Blumenthal details a series of cases where the mind was at issue. Some of the most important cases, for the precedents they set and the amount of capital at stake, dealt with the estates of deceased wealthy men. Widows and children, miffed by their exclusion or under-compensation from their deceased loved one’s will, began in antebellum American to bring these cases to court, alleging that the will was made in a state of “unsound mind.” The evidence presented ranged from reports of mental delusions to monomanias (often regarding religion) to patently unreasonable choices for what to do with one’s money. In Chandler v. Ferris (1834), for example, a deceased Delaware man’s heirs alleged that he had been insane, as evidenced in part by his late-life obsession with abolition, which manifest in his decision to leave “his entire estate to a vocational school for ‘male children of the African race’” (126). If such acts signaled a delusion, though, perhaps a significant part of the population might be insane. One New Jersey judge wondered, “How many in the community would declare a millerite, or a mormon, or an abolitionist unsound in mind” (126)? In 1858, a Connecticut judge cautioned, along the same lines, “Were we to decide that men cannot make contracts nor dispose of their estates, however sensible and shrewd, because they fancy some things to exist which do not…What would be the condition of those who happened to have dealing with…a deceived and half crazy demagogue, a Hindoo worshipping an idol, a sincere and enthusiastic but deluded follower of Mahomet, or a modern spiritualist with his ‘harmonial philosophy’ and ‘aerial spheres’” (133)? In other words, believing things that weren’t true could not be sufficient to demonstrate insanity. But what about real lunatics? What about men seeking divorce from women so unstable they attempted to kill their child? Should a woman be granted a divorce from a husband in the grips of dementia and “second childhood,” or be all the more compelled to remain married and care for him? Who was responsible when a ship ran aground amid its captain’s temporary insanity due to three days without sleep? Could a rational citizen nullify a contract because it was made with a drunkard? What did a life insurance company owe to the family of a failed businessman who died by his own hand?
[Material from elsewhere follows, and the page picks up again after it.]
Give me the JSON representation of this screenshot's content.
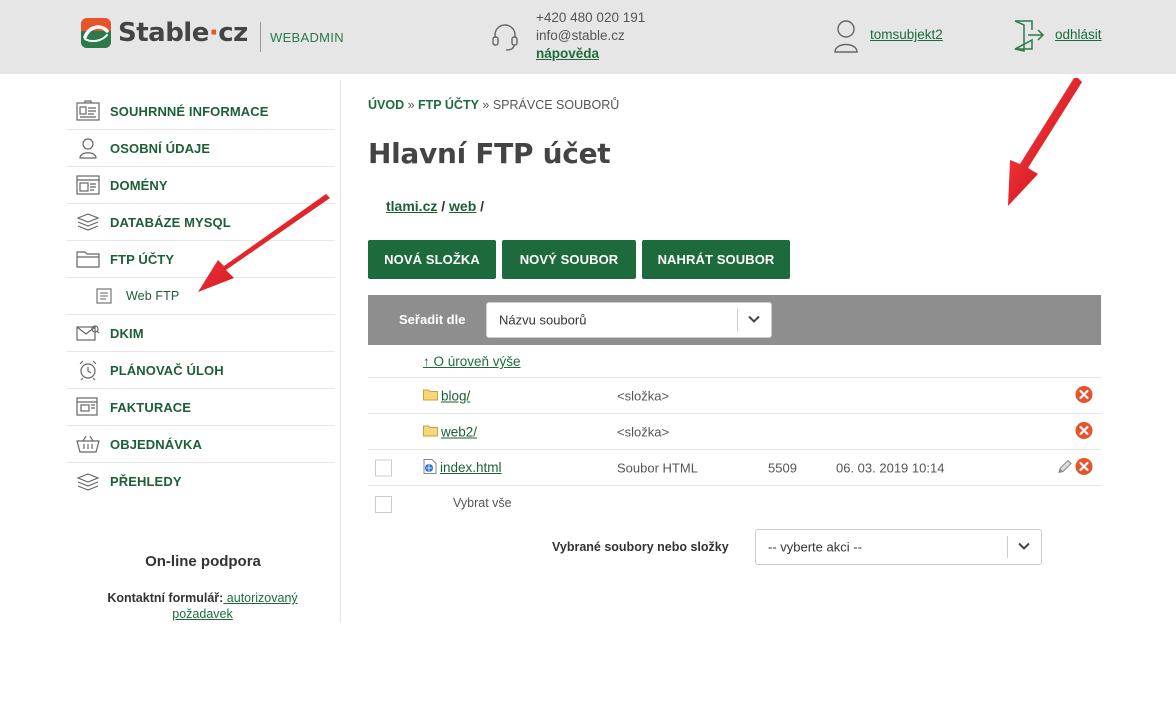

Law and the Modern Mind is a serious, thoughtful, and sobering book. But it is also fun to read. Blumenthal’s case studies are frequently zany and heartbreaking—and often both simultaneously. One chapter opens with the following sentence: “On November 17, 1843, a trader by the name of Dorr bought a large supply of ribbons for which he had no use at a price far in excess of their market value” (166). That is a good opening vignette! Dorr’s case, though colorful and undeniably funny, illustrates a serious point: “As long as speculation constituted the animating spirit of capitalism, insanity would be a problematic plea that could not easily be credited without threatening the security of economic transactions and raising troubling questions about the limits of accountability” (167). Blumenthal’s book is full of similar case studies and sharp analysis. It is a deeply rewarding work that should be read of course by historians of nineteenth-century law, but also by anyone with an interest in agency, capitalism, disability, the history of psychology and American thought, and, most basically, what it means to be a person.